Two more members of a neo-Nazi terror cell based in Floyd County pleaded guilty Friday to conspiring to murder a Bartow County couple, with one saying that he was pushed to violence after being discriminated against for his fascist beliefs.
Superior Court Judge John Niedrach sentenced Luke Austin Lane, 23, to 13 years in prison for what the prosecutor described as a cold-blooded plot, hatched in the fall and winter of 2019, to murder the couple based on a belief that they were antifascist activists.
Niedrach sentenced Lane’s co-defendant, 21-year-old Jacob Oliver Kaderli, to serve six years. Both men will get credit for the 22 months they already have served in jail awaiting trial.
The men belonged to a transnational white supremacist group called The Base, which believes it can bring about a race war through random acts of terror. In a rambling statement before sentencing, Lane apologized for his actions, but he also said he was driven to violent behavior after being persecuted for his beliefs.
“I wondered if my only option to make it all stop was to become the terrorist they wanted me to be,” he said.
Niedrach interrupted Lane to ask what beliefs he was talking about.
“National socialism,” Lane said. “Fascism.”
In passing sentence, Niedrach told Lane he was shocked by the statement.
“I’m not sure what, exactly, you intended. Were you trying to make the case that you are a political martyr?” he said. “You talk about your beliefs as a national socialist and a fascist. We fought World War II because of those beliefs.”
Authorities arrested Lane and Kaderli, along with co-defendant Michael John Helterbrand, in January 2020 and charged them with plotting the attack and with belonging to an illegal gang.
In a separate hearing Wednesday, Helterbrand, 27, was sentenced to 20 years in prison to be followed by 20 years supervised probation. Helterbrand earned a longer sentence, in part, because of his crimes after being arrested.
While in the Floyd County jail, he joined a prison gang known as the Ghostface Gangsters and appeared Wednesday in court with a tattoo across his forehead that read “Pale Face.” He pleaded guilty to joining the gang and for taking part in a brutal assault on another prisoner.
In Friday’s hearing, Floyd County Assistant District Attorney Emily Johnson described Lane as the ringleader of the group with “no regard for human life.”
“Luke Lane brought The Base, brought this domestic terrorism, to our town,” she said. “He is the reason that Rome, Ga., and Floyd County got infiltrated by The Base.”
The three men were arrested in January 2020 on evidence gathered by an undercover FBI agent who posed as a member of the group. Almost at the same time, the FBI swept up members of another Base cell in Maryland who were plotting an attack on a pro-gun rally in Richmond, Va., in an effort to spark a broader conflict.
Among those arrested in that investigation was former Canadian Armed Forces Reservist Patrik Mathews, who had spent months hiding out on Lane’s property after fleeing his home in Winnipeg when a local journalist identified him as a Base recruiter.
Mathews and a co-defendant pleaded guilty in federal court in Maryland last month, with each receiving nine-year sentences.
Lane, Kaderli and Helterbrand have been held without bond since their arrest, despite repeated attempts by their attorneys to get the court to allow them bond.

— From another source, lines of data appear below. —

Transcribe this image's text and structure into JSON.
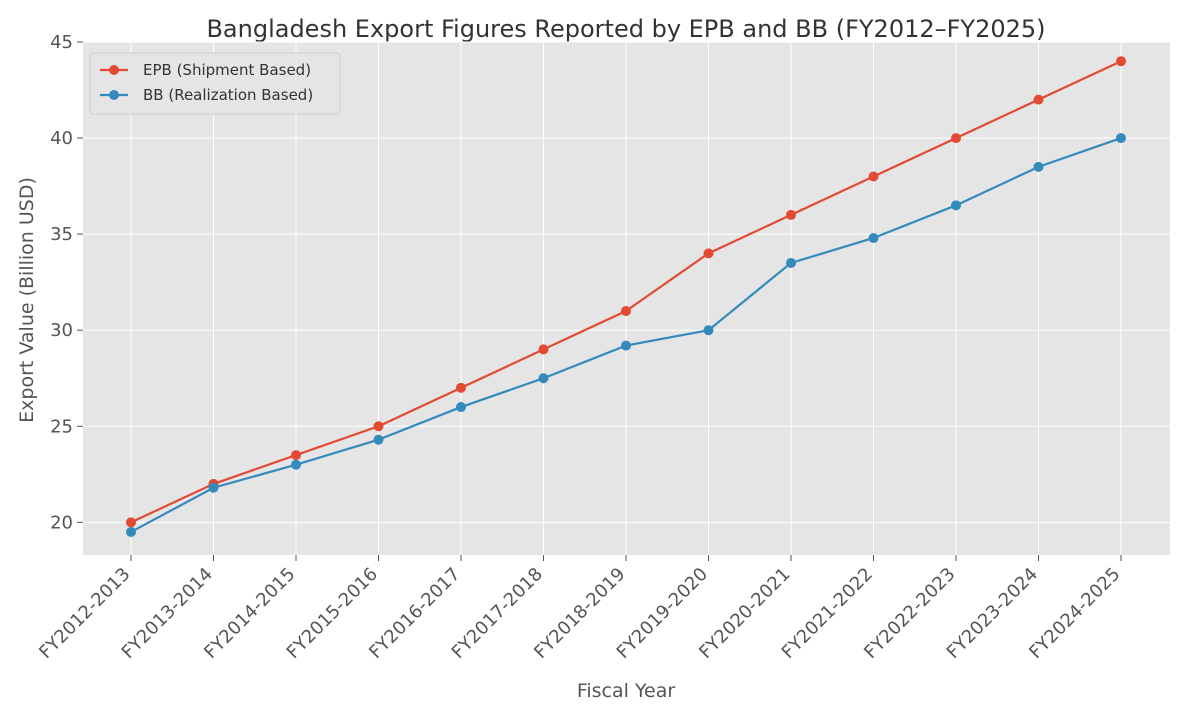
{
  "chart_data": {
    "type": "line",
    "title": "Bangladesh Export Figures Reported by EPB and BB (FY2012–FY2025)",
    "xlabel": "Fiscal Year",
    "ylabel": "Export Value (Billion USD)",
    "ylim": [
      18.3,
      45.0
    ],
    "yticks": [
      20,
      25,
      30,
      35,
      40,
      45
    ],
    "grid": true,
    "legend_position": "top-left",
    "categories": [
      "FY2012-2013",
      "FY2013-2014",
      "FY2014-2015",
      "FY2015-2016",
      "FY2016-2017",
      "FY2017-2018",
      "FY2018-2019",
      "FY2019-2020",
      "FY2020-2021",
      "FY2021-2022",
      "FY2022-2023",
      "FY2023-2024",
      "FY2024-2025"
    ],
    "series": [
      {
        "name": "EPB (Shipment Based)",
        "color": "#E24A33",
        "values": [
          20.0,
          22.0,
          23.5,
          25.0,
          27.0,
          29.0,
          31.0,
          34.0,
          36.0,
          38.0,
          40.0,
          42.0,
          44.0
        ]
      },
      {
        "name": "BB (Realization Based)",
        "color": "#348ABD",
        "values": [
          19.5,
          21.8,
          23.0,
          24.3,
          26.0,
          27.5,
          29.2,
          30.0,
          33.5,
          34.8,
          36.5,
          38.5,
          40.0
        ]
      }
    ]
  }
}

They were finally scheduled to go on trial later this month before the trio announced they would plead guilty.
Like Helterbrand, Lane was charged with other crimes committed while in jail, including fashioning a homemade knife, which he apparently used to stab and rip a mattress. He also was charged with defacing prison walls by drawing swastikas on them. In Friday’s hearing, Johnson said Lane had acquired a lot of jailhouse tattoos, each with Nazi meanings, and had been recruiting for The Base inside the jail.
Credit: Chris Joyner
Credit: Chris Joyner
Kaderli had no additional charges in jail, and Niedrach granted his request to be treated as a first offender. Kaderli was 19 when he was arrested, and he had the least involvement in the plot, even failing to attend the last planning meeting by the group. If he completes his sentence and probation without committing another crime, his record will be wiped clean.
“Your involvement was more limited than the others, and your behavior since you’ve been incarcerated indicates a change or maybe a continuation of how you really are,” the judge said. “You can have a fresh start.”